日本を代表するトラディショナルな古典音楽の雅楽。世界的に著名な作曲家だった武満徹さんが『秋庭歌一具』(しゅうていがいちぐ)という雅楽的な作品を残しています。

普段はあまり雅楽というものを聴かないのですが、この作品は普通の雅楽とは少し違う印象を受けます。武満さんだからこその出来る編曲や間の取り方など、現代音学的な美意識とこだわりが伝わってきます。それでいてとても聴き易く何度も聴いている愛聴盤です。
夜や寝前などに聴いてもとても良いです。あまりうるさく盛り上がる箇所はなく、環境音楽のようでもあります。
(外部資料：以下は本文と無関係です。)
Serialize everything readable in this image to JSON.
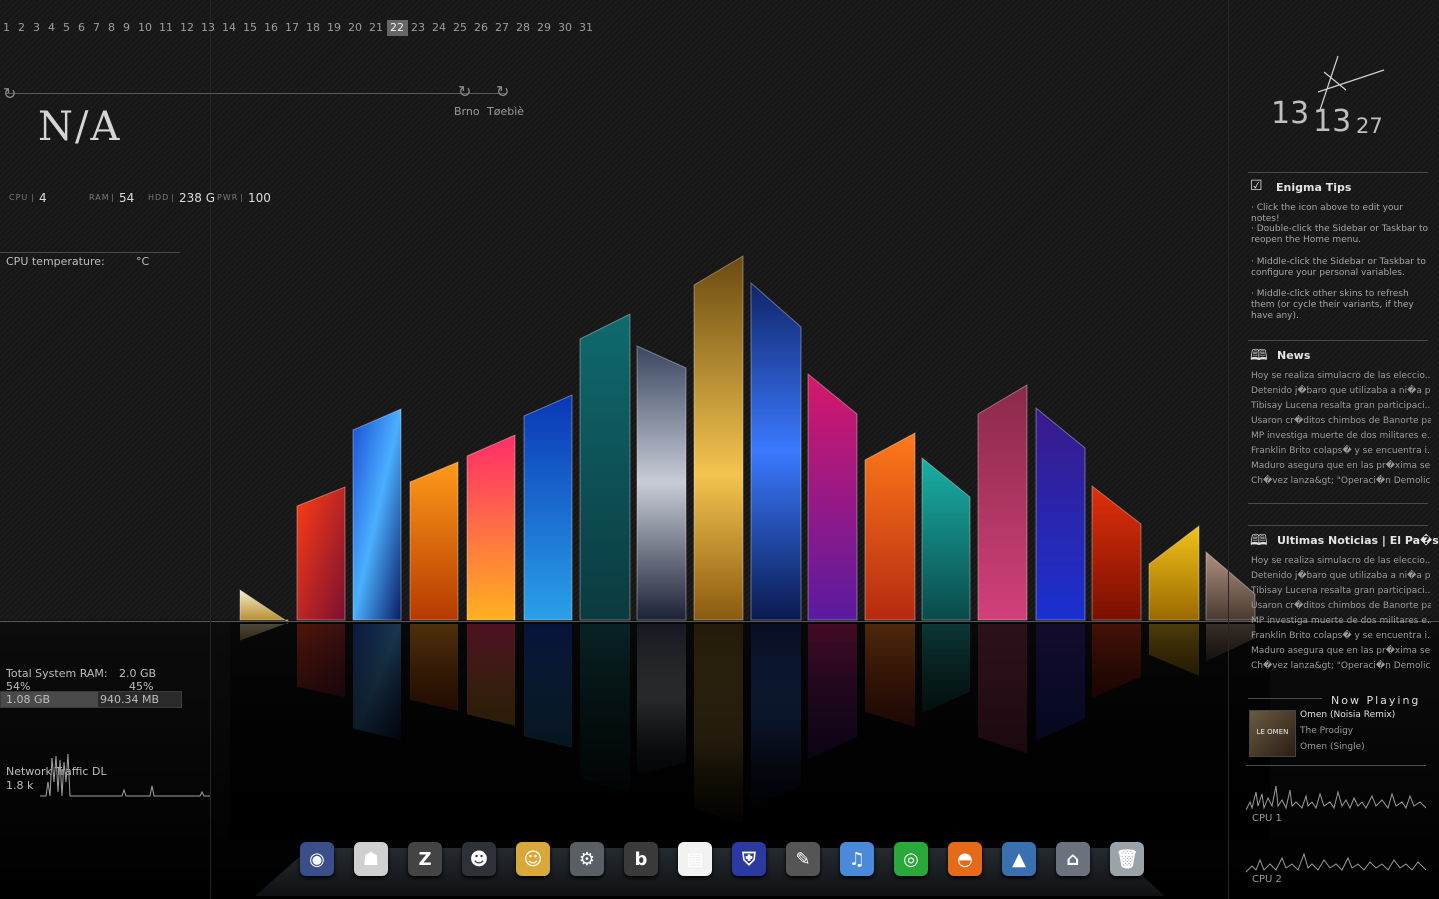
{
  "calendar": {
    "days": [
      "1",
      "2",
      "3",
      "4",
      "5",
      "6",
      "7",
      "8",
      "9",
      "10",
      "11",
      "12",
      "13",
      "14",
      "15",
      "16",
      "17",
      "18",
      "19",
      "20",
      "21",
      "22",
      "23",
      "24",
      "25",
      "26",
      "27",
      "28",
      "29",
      "30",
      "31"
    ],
    "today": "22"
  },
  "weather": {
    "current": "N/A",
    "cities": [
      "Brno",
      "Tøebìè"
    ]
  },
  "system": {
    "cpu_label": "CPU",
    "cpu": "4",
    "ram_label": "RAM",
    "ram": "54",
    "hdd_label": "HDD",
    "hdd": "238 G",
    "pwr_label": "PWR",
    "pwr": "100"
  },
  "cpu_temp": {
    "label": "CPU temperature:",
    "unit": "°C"
  },
  "ram_meter": {
    "label": "Total System RAM:",
    "total": "2.0 GB",
    "used_pct": "54%",
    "free_pct": "45%",
    "used": "1.08 GB",
    "free": "940.34 MB",
    "used_fraction": 0.54
  },
  "network": {
    "label": "Network Traffic DL",
    "value": "1.8 k"
  },
  "clock": {
    "hour": "13",
    "minute": "13",
    "second": "27"
  },
  "tips": {
    "title": "Enigma Tips",
    "items": [
      "· Click the icon above to edit your notes!",
      "· Double-click the Sidebar or Taskbar to reopen the Home menu.",
      "· Middle-click the Sidebar or Taskbar to configure your personal variables.",
      "· Middle-click other skins to refresh them (or cycle their variants, if they have any)."
    ]
  },
  "news": {
    "title": "News",
    "items": [
      "Hoy se realiza simulacro de las eleccio...",
      "Detenido j�baro que utilizaba a ni�a p...",
      "Tibisay Lucena resalta gran participaci...",
      "Usaron cr�ditos chimbos de Banorte pa...",
      "MP investiga muerte de dos militares e...",
      "Franklin Brito colaps� y se encuentra i...",
      "Maduro asegura que en las pr�xima se...",
      "Ch�vez lanza&gt; \"Operaci�n Demolic..."
    ]
  },
  "news2": {
    "title": "Ultimas Noticias | El Pa�s",
    "items": [
      "Hoy se realiza simulacro de las eleccio...",
      "Detenido j�baro que utilizaba a ni�a p...",
      "Tibisay Lucena resalta gran participaci...",
      "Usaron cr�ditos chimbos de Banorte pa...",
      "MP investiga muerte de dos militares e...",
      "Franklin Brito colaps� y se encuentra i...",
      "Maduro asegura que en las pr�xima se...",
      "Ch�vez lanza&gt; \"Operaci�n Demolic..."
    ]
  },
  "now_playing": {
    "header": "Now Playing",
    "title": "Omen (Noisia Remix)",
    "artist": "The Prodigy",
    "album": "Omen (Single)",
    "art_text": "LE OMEN"
  },
  "cpu_graphs": {
    "cpu1": "CPU 1",
    "cpu2": "CPU 2"
  },
  "dock": {
    "items": [
      {
        "name": "game-icon",
        "glyph": "◉",
        "color": "#3a4f8a"
      },
      {
        "name": "clone-trooper-icon",
        "glyph": "☗",
        "color": "#d0d0d0"
      },
      {
        "name": "need-for-speed-icon",
        "glyph": "Z",
        "color": "#444"
      },
      {
        "name": "soldier-game-icon",
        "glyph": "☻",
        "color": "#2e3238"
      },
      {
        "name": "fallout-icon",
        "glyph": "☺",
        "color": "#d8a93a"
      },
      {
        "name": "steam-icon",
        "glyph": "⚙",
        "color": "#5a5f66"
      },
      {
        "name": "b-app-icon",
        "glyph": "b",
        "color": "#3a3a3a"
      },
      {
        "name": "pes-game-icon",
        "glyph": "▤",
        "color": "#f2f2f2"
      },
      {
        "name": "shield-game-icon",
        "glyph": "⛨",
        "color": "#2a3aa0"
      },
      {
        "name": "gimp-icon",
        "glyph": "✎",
        "color": "#555"
      },
      {
        "name": "itunes-icon",
        "glyph": "♫",
        "color": "#4a8ad8"
      },
      {
        "name": "bittorrent-icon",
        "glyph": "◎",
        "color": "#2aa83a"
      },
      {
        "name": "firefox-icon",
        "glyph": "◓",
        "color": "#e56a1a"
      },
      {
        "name": "arch-icon",
        "glyph": "▲",
        "color": "#3a6fb0"
      },
      {
        "name": "home-icon",
        "glyph": "⌂",
        "color": "#6a7280"
      },
      {
        "name": "recycle-bin-icon",
        "glyph": "🗑",
        "color": "#9aa2aa"
      }
    ]
  },
  "colors": {
    "accent": "#dcdcdc",
    "panel": "#141414"
  }
}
録音も輪郭が柔らかく、耳に痛くなりません。
秋の日本の風景が見えるような音による描写、静かな空気感はとても神秘的でリラックスでき、神道的な印象も受けます。
現代雅楽ともいうべきユニークで希有な傑作です。

1973年に武満さんは国立劇場から雅楽の作曲を依頼され4曲目に収録されている秋庭歌一具 第4曲 秋庭歌を完成させます。この仕事に自身が触発され、全6曲のこの作品が完成することとなったそうです。

演奏も素晴らしいですね。伶楽舎というグループで現在も演奏会が催され、学生に向けたワークショップやレクチャーコンサートなども行っているようです。